COLUMBUS, Ohio—For his discovery of a bacterium that enabled the first DNA fingerprinting, microbiologist and Ohio State University alumnus Thomas Brock has been honored with the Golden Goose Award.

The award honors scientists “whose federally funded research may not have seemed to have significant practical applications at the time it was conducted, but has resulted in tremendous societal and economic benefit,” according to the award program’s founders.

With funding from the National Science Foundation, Brock and his then-undergraduate research assistant Hudson Freeze ventured to a colorful hot spring in Yellowstone National Park in 1967, where they discovered a hearty species of bacteria that could thrive in water hot enough to kill other forms of life. They named the species Thermus aquaticus, and studied the enzymes it produced.

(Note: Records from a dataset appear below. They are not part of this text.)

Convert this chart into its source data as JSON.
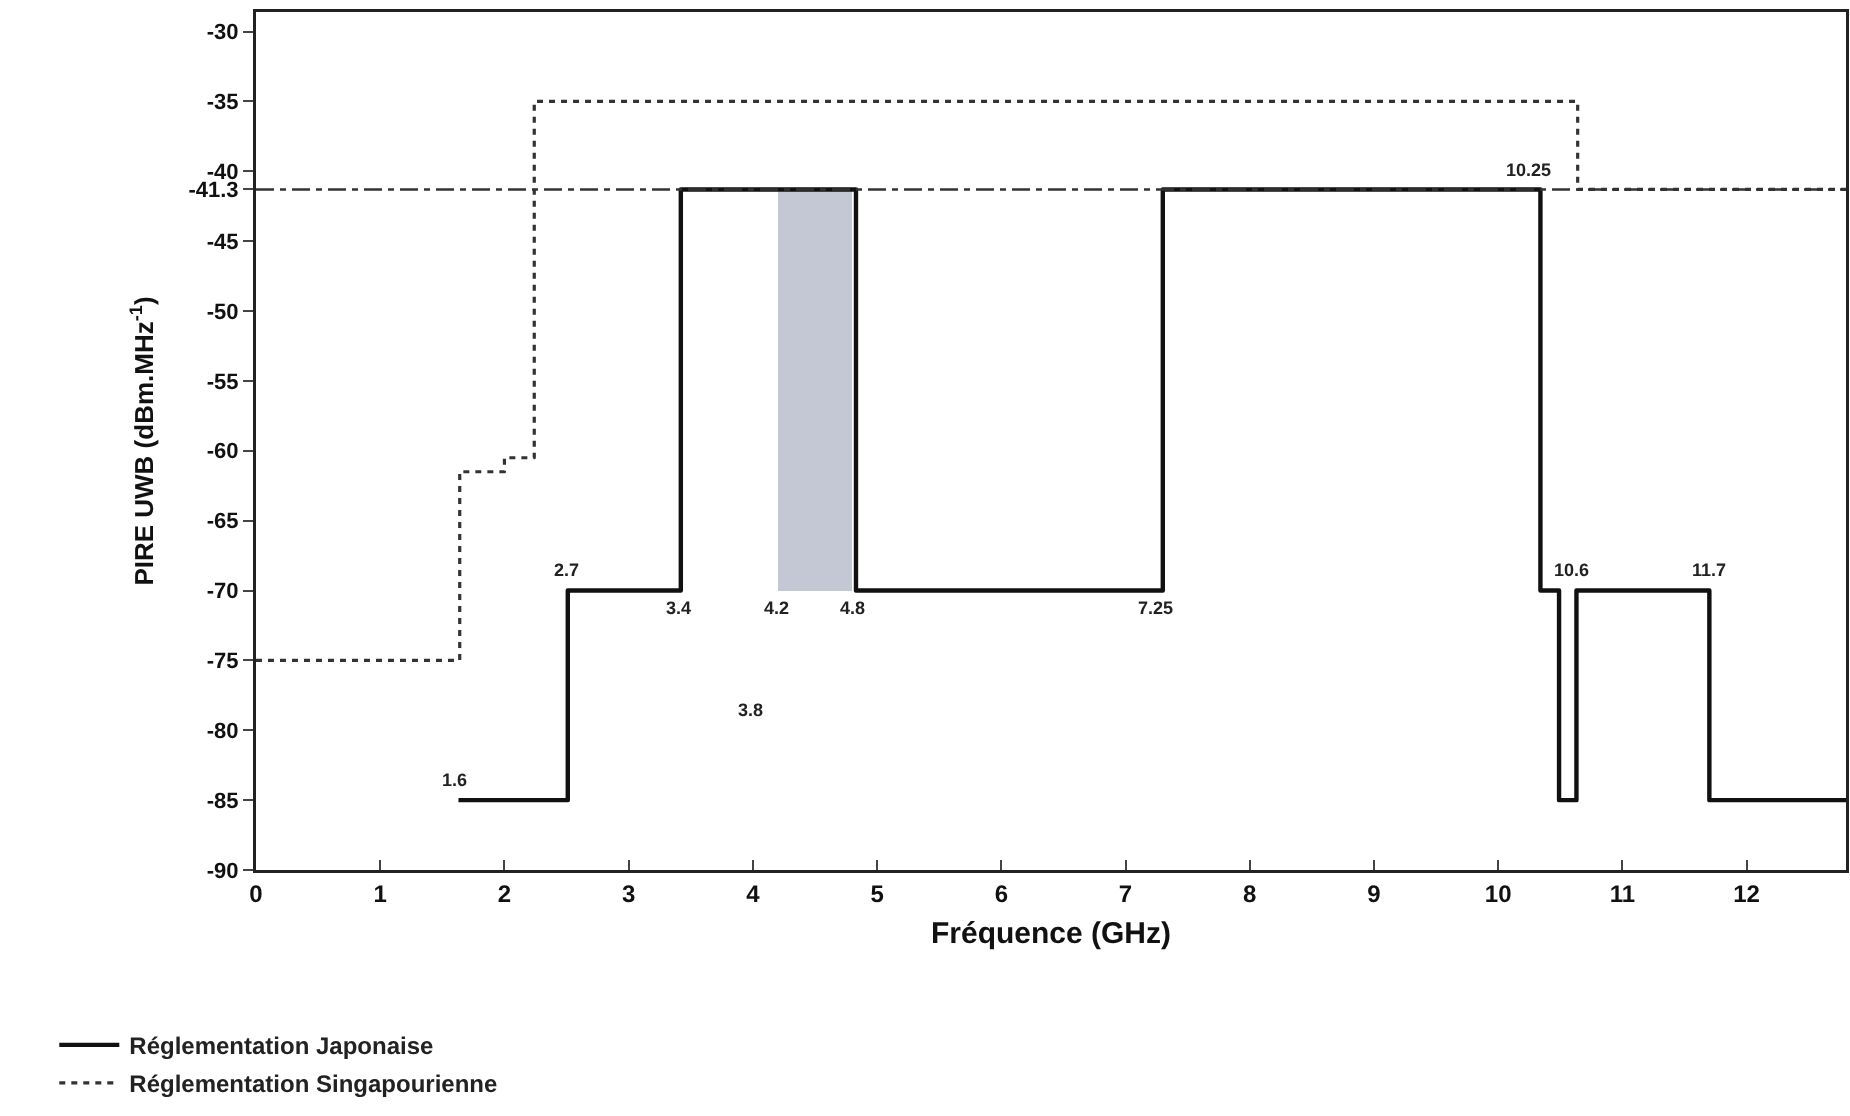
{
  "chart_data": {
    "type": "step",
    "xlabel": "Fréquence (GHz)",
    "ylabel": "PIRE UWB (dBm.MHz$^{-1}$)",
    "xlim": [
      0,
      12.8
    ],
    "ylim": [
      -90,
      -28.6
    ],
    "xticks": [
      0,
      1,
      2,
      3,
      4,
      5,
      6,
      7,
      8,
      9,
      10,
      11,
      12
    ],
    "yticks": [
      -90,
      -85,
      -80,
      -75,
      -70,
      -65,
      -60,
      -55,
      -50,
      -45,
      -40,
      -41.3,
      -35,
      -30
    ],
    "grid": false,
    "legend": "bottom left",
    "series": [
      {
        "name": "Réglementation Japonaise",
        "color": "#111111",
        "line_style": "solid",
        "x": [
          1.63,
          2.51,
          3.42,
          4.83,
          7.3,
          10.34,
          10.49,
          10.63,
          11.7,
          12.8
        ],
        "values": [
          -85,
          -70,
          -41.3,
          -70,
          -41.3,
          -70,
          -85,
          -70,
          -85,
          -85
        ]
      },
      {
        "name": "Réglementation Singapourienne",
        "color": "#333333",
        "line_style": "dotted",
        "x": [
          0,
          1.64,
          2.0,
          2.24,
          10.64,
          12.8
        ],
        "values": [
          -75,
          -61.5,
          -60.5,
          -35,
          -41.3,
          -41.3
        ]
      },
      {
        "type": "bar",
        "color": "#c3c8d4",
        "x": [
          4.5
        ],
        "base": [
          -70
        ],
        "values": [
          28.7
        ]
      }
    ],
    "ref_lines": [
      {
        "axis": "y",
        "value": -41.3,
        "color": "#333333",
        "line_style": "dashed"
      }
    ],
    "annotations": [
      {
        "text": "1.6",
        "x": 1.6,
        "y": -85
      },
      {
        "text": "2.7",
        "x": 2.5,
        "y": -70
      },
      {
        "text": "3.4",
        "x": 3.4,
        "y": -70
      },
      {
        "text": "4.2",
        "x": 4.2,
        "y": -70
      },
      {
        "text": "4.8",
        "x": 4.8,
        "y": -70
      },
      {
        "text": "7.25",
        "x": 7.25,
        "y": -70
      },
      {
        "text": "10.25",
        "x": 10.25,
        "y": -41.3
      },
      {
        "text": "10.6",
        "x": 10.6,
        "y": -70
      },
      {
        "text": "11.7",
        "x": 11.7,
        "y": -70
      },
      "3.8"
    ]
  }
}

Those enzymes turned out to be durable enough to survive other scientists’ use of the high heat required to copy and study the bacterium’s DNA—the first effort in research that would launch the biotech industry, genomics and countless medical advances since.

Brock entered Ohio State in 1946, and subsequently earned bachelor’s, master’s and Ph.D. degrees in botany. He graduated in 1952.

The award was founded by a partnership of universities, think tanks and businesses in 2012, and is supported by a bipartisan group of members of Congress, all of whom “believe that federally funded basic scientific research is the cornerstone of American innovation and essential to our economic growth, health, global competitiveness and national security.” More information can be found at http://www.goldengooseaward.org.

The newly announced awardees, or their designees, will receive their awards at the second annual Golden Goose Awards ceremony in Washington, D.C., on Sept. 19.